The story was first covered here on Chess.com almost two years ago when Vallejo left the European Individual Championship after five rounds and was forced to go public with the situation. In reality, this battle had been going on for years.
Now 37 years old, the grandmaster from Menorca (one of the Balearic islands) was approached by the Spanish tax authority in early 2016. They tried to seize an amount of over half a million euros for unpaid taxes over his poker earnings in 2011.
The fiscal claim was based on an old Spanish law that ceased to exist in 2012—a year after Vallejo stopped playing poker online—under which any online "gambling" earnings are subject to 47 percent taxes, while any losses couldn't be deducted. In the new law, they can.
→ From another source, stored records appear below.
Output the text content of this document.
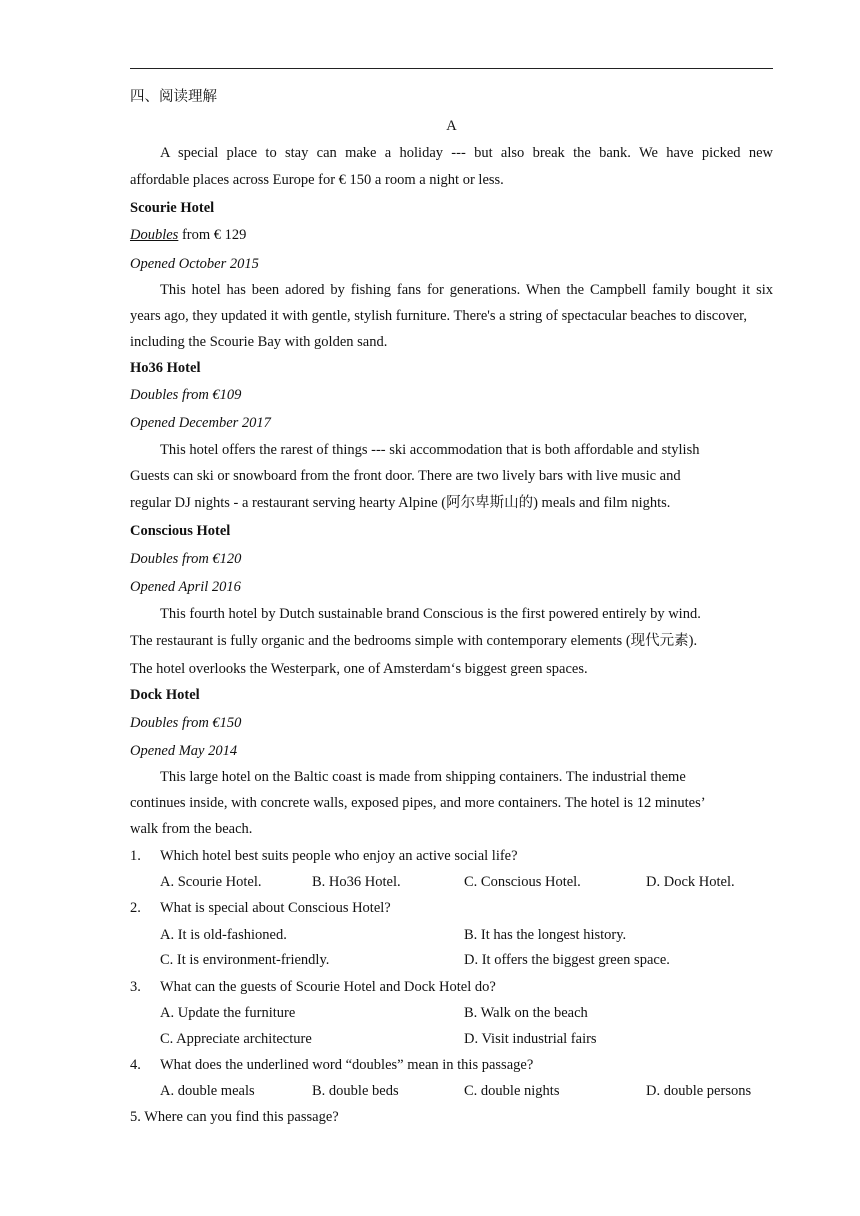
四、阅读理解
A
A special place to stay can make a holiday --- but also break the bank. We have picked new
affordable places across Europe for € 150 a room a night or less.
Scourie Hotel
Doubles from € 129
Opened October 2015
This hotel has been adored by fishing fans for generations. When the Campbell family bought it six
years ago, they updated it with gentle, stylish furniture. There's a string of spectacular beaches to discover,
including the Scourie Bay with golden sand.
Ho36 Hotel
Doubles from €109
Opened December 2017
This hotel offers the rarest of things --- ski accommodation that is both affordable and stylish
Guests can ski or snowboard from the front door. There are two lively bars with live music and
regular DJ nights - a restaurant serving hearty Alpine (阿尔卑斯山的) meals and film nights.
Conscious Hotel
Doubles from €120
Opened April 2016
This fourth hotel by Dutch sustainable brand Conscious is the first powered entirely by wind.
The restaurant is fully organic and the bedrooms simple with contemporary elements (现代元素).
The hotel overlooks the Westerpark, one of Amsterdam‘s biggest green spaces.
Dock Hotel
Doubles from €150
Opened May 2014
This large hotel on the Baltic coast is made from shipping containers. The industrial theme
continues inside, with concrete walls, exposed pipes, and more containers. The hotel is 12 minutes’
walk from the beach.
1. Which hotel best suits people who enjoy an active social life?
A. Scourie Hotel.	B. Ho36 Hotel.	C. Conscious Hotel.	D. Dock Hotel.
2. What is special about Conscious Hotel?
A. It is old-fashioned.	B. It has the longest history.
C. It is environment-friendly.	D. It offers the biggest green space.
3. What can the guests of Scourie Hotel and Dock Hotel do?
A. Update the furniture	B. Walk on the beach
C. Appreciate architecture	D. Visit industrial fairs
4. What does the underlined word “doubles” mean in this passage?
A. double meals	B. double beds	C. double nights	D. double persons
5. Where can you find this passage?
The tax authority started to investigate Vallejo in 2016 and looked back at a period of five years, just enough to decide that his earnings still fell under the old law. In Vallejo's case, he had actually lost more than he had earned; his net loss was about 5,000 euros in 2011 when he quit playing.
Vallejo says he is one of several hundreds of unlucky Spaniards who got involved with the tax authority even though the new law had already come into effect. "And I suspect there are more. Many people hide the fact that they play poker, or gamble, online. It can be unpleasant to go public with this."
He explained that if he had been summoned to pay a smaller amount, he might have actually paid.
"They claimed such a crazy amount that I had to fight. If they had claimed 10,000 euros, probably I would have paid. It's probably smart, although unfair," Vallejo says. "So you see, all this leads to stupid scenarios. You're sure they're doing something totally incorrect but still people pay."
All this leads to stupid scenarios. You're sure they're doing something totally incorrect but still, people pay.
—Francisco Vallejo
A few similar cases recently ended in favor of online gamblers which made Vallejo believe that he was going to win his case as well. "Especially because mine was super clear. I hadn't taken a single penny from my online account, so it was very easy to see that I made no profit, but a loss instead."
He called his treatment by the authorities "disgusting" as the administrators were aware that he actually made a loss, but nonetheless they claimed almost all of his savings. "Nobody is responsible for such craziness."
Speaking to Chess.com, Vallejo says that the whole situation had a big effect on both his professional and private life. "I was so sad, so sensitive. It was very difficult to play chess. It damaged my game for sure, for some time."
Having to leave the European Championship in 2018 was a low point also because his mother was in a coma for about a month during that period. She has almost fully recovered.
Vallejo even stopped playing for the national team at some point, because he was so angry with his country and didn't feel he should represent it any longer. "I couldn't stand the pressure; in more than one game, I almost had tears in my eyes," he wrote on Facebook two years ago.
"In more than one game I almost had tears in my eyes."
—Francisco Vallejo
However, since he went public it's going better, he says. "After that, it was much easier to handle, somehow." Last year he returned to play for the Spanish team at the European Team Championship in Batumi. He plans to return to the Olympic team as well this year.
Although the claim for half a million was dropped, the tax authority did take almost a hundred thousand euros from Vallejo. Now that the claim is released, this money should return to the chess player's account.
Vallejo says he will now have to fight for this as well and plans to consult his lawyer on other actions, such as trying to earn back his legal costs or claim compensation for reputational or emotional damage.
On social media, he wrote: "This is not the end of the game, but it's a big step."
Editor's note: the article has been corrected, now saying that Vallejo is from Menorca, not Mallorca.